Professor Schneider has published 15 books and over 100 articles and reports on family, social context of schooling, and sociology of knowledge. She recently was the editor of Sociology of Education.

Schneider holds a PhD from Northwestern University, and an MS and BS from National Louis University.

http://education.msu.edu/search/Formview.aspx?email=bschneid@msu.edu
http://www.norc.org/Experts/Pages/barbara-schneider.aspx

  • Tom Howell
  • Venessa Keesler

Tom Howell
Director of the Center for Educational Performance and Information
Michigan Department of Education

Thomas Howell is director for the State of Michigan's Center for Educational Performance and Information (CEPI). CEPI collects, connects and improves public education data for Michigan's PK-12 community, and is leading efforts to connect data from preschool through postsecondary education and into the workforce. Howell is responsible for directing CEPI's efforts as they relate to individual student and staff data, school finance and safety data, and other data collection and feedback efforts. He is also responsible for the implementation of the state's education longitudinal data system, and coordinates overall policy, planning and administrative efforts at CEPI.

Howell earned a master of public policy and planning from Western Michigan University and a BA in business administration from Central Michigan University.

http://michigan.gov/cepi/0,4546,7-113-985-238164--,00.html

Venessa Keesler is Deputy Superintendent of Education Services at the Michigan Department of Education (MDE). The Education Services division includes offices and programs that oversee state content standards and instruction, school improvement, state and federal programs, career and technical education, and services for the state's lowest performing schools. Venessa previously served as Director of the Office of Evaluation, Strategic Research, and Accountability at the MDE and as a classroom teacher in Massachusetts, teaching seventh-grade social studies. Venessa holds a Bachelor's degree in sociology from Harvard University and a Ph.D. in measurement and quantitative methods from Michigan State University.

keeslerv@michigan.gov

Affiliated Researchers:

  • Steven Hemelt
  • Nathaniel Schwartz

Steven Hemelt is assistant professor of public policy at the University of North Carolina – Chapel Hill. Prior to joining the faculty at UNC, Hemelt was an IES postdoctoral research fellow at the Gerald R. Ford School of Public Policy at the University of Michigan. His fields of interest include education policy, economics of education, labor economics, and program evaluation.

In one strand of current research, Hemelt is examining the effects of different policies or programs on students' performance in high school, transition into college, and longer-run college outcomes (e.g., persistence, credit accumulation, and graduation). In a second line of work, he is exploring the impacts of K-12 accountability structures, consequences, and supports on a variety of student outcomes. In the past, Hemelt has studied the impacts of failure to make "adequate yearly progress" (AYP) under No Child Left Behind (NCLB) on subsequent student achievement, the effects of additional learning time on student performance, and the usefulness of college double majors in the labor market.

Hemelt earned his PhD in Public Policy from the University of Maryland, Baltimore County (UMBC). He holds a master and undergraduate degree in economics and a bachelor degree in Spanish.
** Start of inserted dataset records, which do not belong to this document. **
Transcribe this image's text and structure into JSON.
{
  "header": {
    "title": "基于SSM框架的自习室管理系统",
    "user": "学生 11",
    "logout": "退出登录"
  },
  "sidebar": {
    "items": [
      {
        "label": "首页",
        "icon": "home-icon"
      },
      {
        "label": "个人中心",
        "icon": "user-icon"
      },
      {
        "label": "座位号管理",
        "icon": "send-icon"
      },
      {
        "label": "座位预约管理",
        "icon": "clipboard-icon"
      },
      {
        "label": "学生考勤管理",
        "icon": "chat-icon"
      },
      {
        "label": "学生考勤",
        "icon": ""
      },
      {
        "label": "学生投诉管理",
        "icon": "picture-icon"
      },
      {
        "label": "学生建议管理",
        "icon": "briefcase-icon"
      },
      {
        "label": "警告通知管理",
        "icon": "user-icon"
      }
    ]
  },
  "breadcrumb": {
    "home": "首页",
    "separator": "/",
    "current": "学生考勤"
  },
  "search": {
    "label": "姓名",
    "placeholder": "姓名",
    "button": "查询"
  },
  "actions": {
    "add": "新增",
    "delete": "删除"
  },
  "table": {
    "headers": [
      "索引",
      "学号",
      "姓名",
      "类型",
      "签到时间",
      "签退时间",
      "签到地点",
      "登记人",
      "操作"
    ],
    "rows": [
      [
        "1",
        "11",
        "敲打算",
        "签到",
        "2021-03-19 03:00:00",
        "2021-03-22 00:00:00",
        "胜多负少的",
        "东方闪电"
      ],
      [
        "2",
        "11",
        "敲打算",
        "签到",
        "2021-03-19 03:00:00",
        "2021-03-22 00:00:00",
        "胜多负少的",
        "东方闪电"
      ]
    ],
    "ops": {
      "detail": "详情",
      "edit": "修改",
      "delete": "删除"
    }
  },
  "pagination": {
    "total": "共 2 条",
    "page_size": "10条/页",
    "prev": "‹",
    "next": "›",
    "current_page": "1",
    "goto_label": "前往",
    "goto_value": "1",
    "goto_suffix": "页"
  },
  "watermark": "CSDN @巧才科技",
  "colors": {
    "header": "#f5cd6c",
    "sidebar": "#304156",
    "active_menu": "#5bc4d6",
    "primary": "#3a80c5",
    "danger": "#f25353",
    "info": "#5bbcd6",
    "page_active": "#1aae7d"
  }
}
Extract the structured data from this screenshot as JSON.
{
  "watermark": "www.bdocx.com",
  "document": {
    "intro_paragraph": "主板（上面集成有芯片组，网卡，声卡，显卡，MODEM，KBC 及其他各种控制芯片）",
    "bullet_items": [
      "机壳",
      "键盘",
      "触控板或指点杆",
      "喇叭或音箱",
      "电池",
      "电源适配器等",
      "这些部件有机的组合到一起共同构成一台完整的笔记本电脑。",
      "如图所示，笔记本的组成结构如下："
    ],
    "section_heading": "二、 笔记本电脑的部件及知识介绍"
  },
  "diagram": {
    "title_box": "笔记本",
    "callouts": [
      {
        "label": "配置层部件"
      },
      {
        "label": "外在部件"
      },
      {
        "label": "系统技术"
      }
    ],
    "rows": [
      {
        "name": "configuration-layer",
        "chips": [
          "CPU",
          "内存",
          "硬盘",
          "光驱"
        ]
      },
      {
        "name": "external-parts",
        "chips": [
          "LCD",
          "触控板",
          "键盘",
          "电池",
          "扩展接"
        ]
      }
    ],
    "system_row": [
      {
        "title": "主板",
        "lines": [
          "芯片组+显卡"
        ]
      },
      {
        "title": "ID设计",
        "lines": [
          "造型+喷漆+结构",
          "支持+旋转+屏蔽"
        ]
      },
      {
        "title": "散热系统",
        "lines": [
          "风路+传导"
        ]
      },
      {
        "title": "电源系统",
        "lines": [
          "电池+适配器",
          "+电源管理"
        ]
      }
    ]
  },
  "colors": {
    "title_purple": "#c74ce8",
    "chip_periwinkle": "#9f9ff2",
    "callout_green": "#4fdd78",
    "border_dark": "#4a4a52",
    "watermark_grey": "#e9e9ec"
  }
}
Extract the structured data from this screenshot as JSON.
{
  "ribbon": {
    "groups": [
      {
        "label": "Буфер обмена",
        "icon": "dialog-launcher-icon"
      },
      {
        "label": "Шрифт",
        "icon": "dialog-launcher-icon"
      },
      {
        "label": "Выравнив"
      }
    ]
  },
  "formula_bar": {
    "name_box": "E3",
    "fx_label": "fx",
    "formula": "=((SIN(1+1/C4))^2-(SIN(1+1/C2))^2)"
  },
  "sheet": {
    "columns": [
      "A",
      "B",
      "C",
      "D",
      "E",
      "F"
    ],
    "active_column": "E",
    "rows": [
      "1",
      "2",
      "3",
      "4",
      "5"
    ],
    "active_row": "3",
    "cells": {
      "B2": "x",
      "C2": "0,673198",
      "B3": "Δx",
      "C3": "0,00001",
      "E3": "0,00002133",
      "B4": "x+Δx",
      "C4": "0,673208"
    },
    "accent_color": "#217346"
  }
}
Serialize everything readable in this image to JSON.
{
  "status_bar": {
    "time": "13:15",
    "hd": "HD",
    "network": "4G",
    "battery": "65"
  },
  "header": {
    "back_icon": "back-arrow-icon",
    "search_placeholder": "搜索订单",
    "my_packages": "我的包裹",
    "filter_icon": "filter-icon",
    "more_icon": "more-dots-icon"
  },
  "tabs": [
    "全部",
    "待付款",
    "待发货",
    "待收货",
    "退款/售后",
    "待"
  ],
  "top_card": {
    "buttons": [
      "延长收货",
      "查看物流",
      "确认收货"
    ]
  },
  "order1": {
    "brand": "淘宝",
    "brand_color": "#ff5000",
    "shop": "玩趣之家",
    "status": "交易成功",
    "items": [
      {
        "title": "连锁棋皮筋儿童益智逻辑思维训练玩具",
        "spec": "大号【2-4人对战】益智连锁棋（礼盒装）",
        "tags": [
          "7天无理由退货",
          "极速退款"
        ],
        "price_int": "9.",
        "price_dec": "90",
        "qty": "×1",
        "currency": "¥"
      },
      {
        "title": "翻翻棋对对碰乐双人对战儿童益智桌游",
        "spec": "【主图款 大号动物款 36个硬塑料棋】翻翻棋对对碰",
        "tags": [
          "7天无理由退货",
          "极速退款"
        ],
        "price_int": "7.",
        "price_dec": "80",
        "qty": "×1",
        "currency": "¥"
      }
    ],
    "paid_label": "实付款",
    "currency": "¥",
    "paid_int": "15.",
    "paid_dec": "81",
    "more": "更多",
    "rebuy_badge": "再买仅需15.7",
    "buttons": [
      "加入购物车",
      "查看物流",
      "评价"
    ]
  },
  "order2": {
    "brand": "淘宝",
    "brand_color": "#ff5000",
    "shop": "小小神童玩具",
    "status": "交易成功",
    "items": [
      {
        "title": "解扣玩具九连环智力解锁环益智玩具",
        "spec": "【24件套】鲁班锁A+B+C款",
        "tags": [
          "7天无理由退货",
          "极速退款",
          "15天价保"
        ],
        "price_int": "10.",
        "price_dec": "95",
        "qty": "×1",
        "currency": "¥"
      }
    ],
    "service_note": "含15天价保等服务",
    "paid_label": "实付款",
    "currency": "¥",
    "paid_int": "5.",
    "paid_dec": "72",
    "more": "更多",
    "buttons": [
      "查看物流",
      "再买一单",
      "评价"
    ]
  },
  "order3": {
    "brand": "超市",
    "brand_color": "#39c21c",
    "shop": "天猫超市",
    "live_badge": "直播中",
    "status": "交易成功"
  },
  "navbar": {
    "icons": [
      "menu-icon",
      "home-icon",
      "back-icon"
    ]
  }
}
UNC Website: http://hemelt.web.unc.edu
hemelt@email.unc.edu

Nathaniel Schwartz is the director of research and policy at the Tennessee Department of Education. His primary research interests include large-scale instructional intervention, teacher accountability, and student mobility. Dr. Schwartz earned his PhD from the University of Michigan's School of Education, his MPP from the University of Michigan's Ford School of Public Policy, and his BA from Harvard College. Previously, he taught high school science through Teach For America in the Mississippi Delta and served as a founding teacher for the Noble Network of Charter Schools in Chicago.